Bayern-Keeper Manuel Neuer erinnert an den Titan

Manuel Neuer schaute sich das Treiben seiner Mannschaftskollegen 53 Minuten lang an, ehe er seinem Zorn freien Lauf ließ.
Bild: Angelika Warmuth, dpa

Manuel Neuer macht den Kahn. Seine Vorderleute lassen jegliche Automatismen vermissen und der Trainer ist trotzdem zufrieden. Ist das der Anspruch des FC Bayern?

Manuel Neuer verzichtete darauf, einen seiner Mitspieler kahnesk durch den Strafraum zu schubsen. Ansonsten aber erinnerte der Torwart des FC Bayern frappierend an den Mann, den sie "Titan" nannten, und der im kommenden Jahr als Premium-Azubi im Vorstand der Münchner anfängt. Neuer gestikulierte wild, ließ sich gerade so von der begrenzenden Wirkung des Strafraums aufhalten und schimpfte mit seinen Mitspielern. Das Publikum nahm den Wachrüttler des drögen Kicks gegen Union Berlin dankbar zur Kenntnis und bedachte den Torwart mit Sonderapplaus.

Zuvor war eine Flanke der Berliner eher mäßig gefährlich durch den Münchner Strafraum gesegelt. Weil aber niemand auch nur zaghafte Versuche unternommen hatte, die Flanke zu unterbinden, wurde aus dem lieben Manu der zornige Neuer. "Das sind solche Momente, die an frühere, glorreiche Zeiten erinnern", erzählte Thomas Müller nach dem 2:1-Erfolg gegen die Berliner. Von jenen glorreichen Zeiten aber sind die Bayern derzeit so weit entfernt wie Müller von einem Stammplatz in der Nationalmannschaft.

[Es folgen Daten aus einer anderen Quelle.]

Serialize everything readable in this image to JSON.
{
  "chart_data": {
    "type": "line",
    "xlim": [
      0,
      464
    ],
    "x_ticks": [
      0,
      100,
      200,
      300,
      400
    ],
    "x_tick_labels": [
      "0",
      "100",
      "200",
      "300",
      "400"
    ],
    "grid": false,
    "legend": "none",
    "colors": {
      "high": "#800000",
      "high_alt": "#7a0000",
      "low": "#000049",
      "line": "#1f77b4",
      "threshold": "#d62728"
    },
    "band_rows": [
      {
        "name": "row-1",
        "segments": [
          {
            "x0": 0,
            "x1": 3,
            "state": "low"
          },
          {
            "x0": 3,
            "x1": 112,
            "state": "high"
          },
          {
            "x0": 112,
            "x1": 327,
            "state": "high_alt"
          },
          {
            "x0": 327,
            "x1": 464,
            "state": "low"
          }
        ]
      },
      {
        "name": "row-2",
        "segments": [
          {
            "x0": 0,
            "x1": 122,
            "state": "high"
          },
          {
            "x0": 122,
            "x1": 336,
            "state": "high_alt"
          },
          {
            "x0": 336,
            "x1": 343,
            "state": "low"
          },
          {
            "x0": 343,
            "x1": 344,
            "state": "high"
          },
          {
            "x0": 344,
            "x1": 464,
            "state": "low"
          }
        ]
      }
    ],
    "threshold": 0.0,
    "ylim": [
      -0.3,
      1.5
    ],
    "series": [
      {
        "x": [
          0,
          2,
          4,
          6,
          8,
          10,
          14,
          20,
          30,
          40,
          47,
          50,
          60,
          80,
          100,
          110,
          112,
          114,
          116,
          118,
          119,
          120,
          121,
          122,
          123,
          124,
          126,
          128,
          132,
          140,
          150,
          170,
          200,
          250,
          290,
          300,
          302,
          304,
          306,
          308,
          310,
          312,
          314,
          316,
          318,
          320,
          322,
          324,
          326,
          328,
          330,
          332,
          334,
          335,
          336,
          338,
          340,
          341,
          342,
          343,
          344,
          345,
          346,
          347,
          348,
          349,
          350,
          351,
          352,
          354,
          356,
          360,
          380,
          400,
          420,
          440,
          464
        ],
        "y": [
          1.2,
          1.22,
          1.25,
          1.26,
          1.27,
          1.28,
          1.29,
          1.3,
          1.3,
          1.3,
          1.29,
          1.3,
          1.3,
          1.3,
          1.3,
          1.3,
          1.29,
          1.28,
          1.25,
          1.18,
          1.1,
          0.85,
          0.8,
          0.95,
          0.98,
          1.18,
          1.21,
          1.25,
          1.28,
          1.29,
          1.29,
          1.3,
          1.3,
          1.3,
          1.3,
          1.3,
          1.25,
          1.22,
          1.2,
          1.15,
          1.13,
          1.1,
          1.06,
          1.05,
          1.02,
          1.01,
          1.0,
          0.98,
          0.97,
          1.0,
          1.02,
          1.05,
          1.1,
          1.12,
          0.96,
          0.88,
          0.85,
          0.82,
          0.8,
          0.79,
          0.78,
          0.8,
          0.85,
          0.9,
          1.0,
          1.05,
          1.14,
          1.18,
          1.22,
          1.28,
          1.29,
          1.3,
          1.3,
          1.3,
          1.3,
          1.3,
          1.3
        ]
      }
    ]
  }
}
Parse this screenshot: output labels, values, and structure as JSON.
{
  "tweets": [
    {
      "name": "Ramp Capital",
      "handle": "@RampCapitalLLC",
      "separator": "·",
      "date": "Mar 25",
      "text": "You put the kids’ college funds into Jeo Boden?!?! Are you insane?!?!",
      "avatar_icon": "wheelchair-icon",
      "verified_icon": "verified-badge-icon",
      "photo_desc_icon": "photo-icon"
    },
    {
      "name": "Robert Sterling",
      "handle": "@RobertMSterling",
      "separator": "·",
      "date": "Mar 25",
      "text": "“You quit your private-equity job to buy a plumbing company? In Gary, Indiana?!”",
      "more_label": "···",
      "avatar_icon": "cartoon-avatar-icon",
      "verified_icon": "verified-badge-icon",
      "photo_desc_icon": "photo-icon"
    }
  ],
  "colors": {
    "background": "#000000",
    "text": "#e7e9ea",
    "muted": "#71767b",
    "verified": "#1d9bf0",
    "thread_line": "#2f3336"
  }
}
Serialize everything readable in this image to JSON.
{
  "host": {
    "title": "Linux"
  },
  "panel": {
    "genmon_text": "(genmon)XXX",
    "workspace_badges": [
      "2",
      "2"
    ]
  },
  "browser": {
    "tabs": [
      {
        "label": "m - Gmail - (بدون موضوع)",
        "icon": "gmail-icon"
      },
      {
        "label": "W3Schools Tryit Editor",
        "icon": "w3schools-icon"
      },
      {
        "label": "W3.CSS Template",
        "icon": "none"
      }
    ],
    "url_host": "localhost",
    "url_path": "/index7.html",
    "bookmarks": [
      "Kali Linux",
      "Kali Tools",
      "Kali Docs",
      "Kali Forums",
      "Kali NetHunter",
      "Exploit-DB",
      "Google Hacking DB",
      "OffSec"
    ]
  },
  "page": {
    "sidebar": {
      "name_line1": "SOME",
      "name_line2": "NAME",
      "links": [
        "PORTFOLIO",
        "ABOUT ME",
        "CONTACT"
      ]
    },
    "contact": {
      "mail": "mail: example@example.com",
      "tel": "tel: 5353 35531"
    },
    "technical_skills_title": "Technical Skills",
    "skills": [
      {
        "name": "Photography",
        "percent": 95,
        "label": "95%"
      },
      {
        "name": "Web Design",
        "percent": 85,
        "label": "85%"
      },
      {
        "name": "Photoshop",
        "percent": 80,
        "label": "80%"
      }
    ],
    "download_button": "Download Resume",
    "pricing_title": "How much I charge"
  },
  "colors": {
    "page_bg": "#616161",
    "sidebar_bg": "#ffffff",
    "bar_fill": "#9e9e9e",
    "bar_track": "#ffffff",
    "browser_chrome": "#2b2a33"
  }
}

Die Ansprüche des FC Bayern sind immer kleiner geworden

Die Münchner haben in den bisher rund eineinhalb Jahren unter Trainer Niko Kovac ihre Ansprüche Stück für Stück heruntergefahren. In der vergangenen Saison konnte der Trainer für sich noch reklamieren, den geforderten Umbau der Mannschaft vorangetrieben zu haben. Zudem gewann er Meisterschaft und Pokal – sein Team schied allerdings chancenlos im Achtelfinale der Champions League gegen den FC Liverpool aus. Mittlerweile ist der Trainer "mit der Leistung meiner Mannschaft zufrieden, weil wir aus dem Spiel nichts zugelassen haben."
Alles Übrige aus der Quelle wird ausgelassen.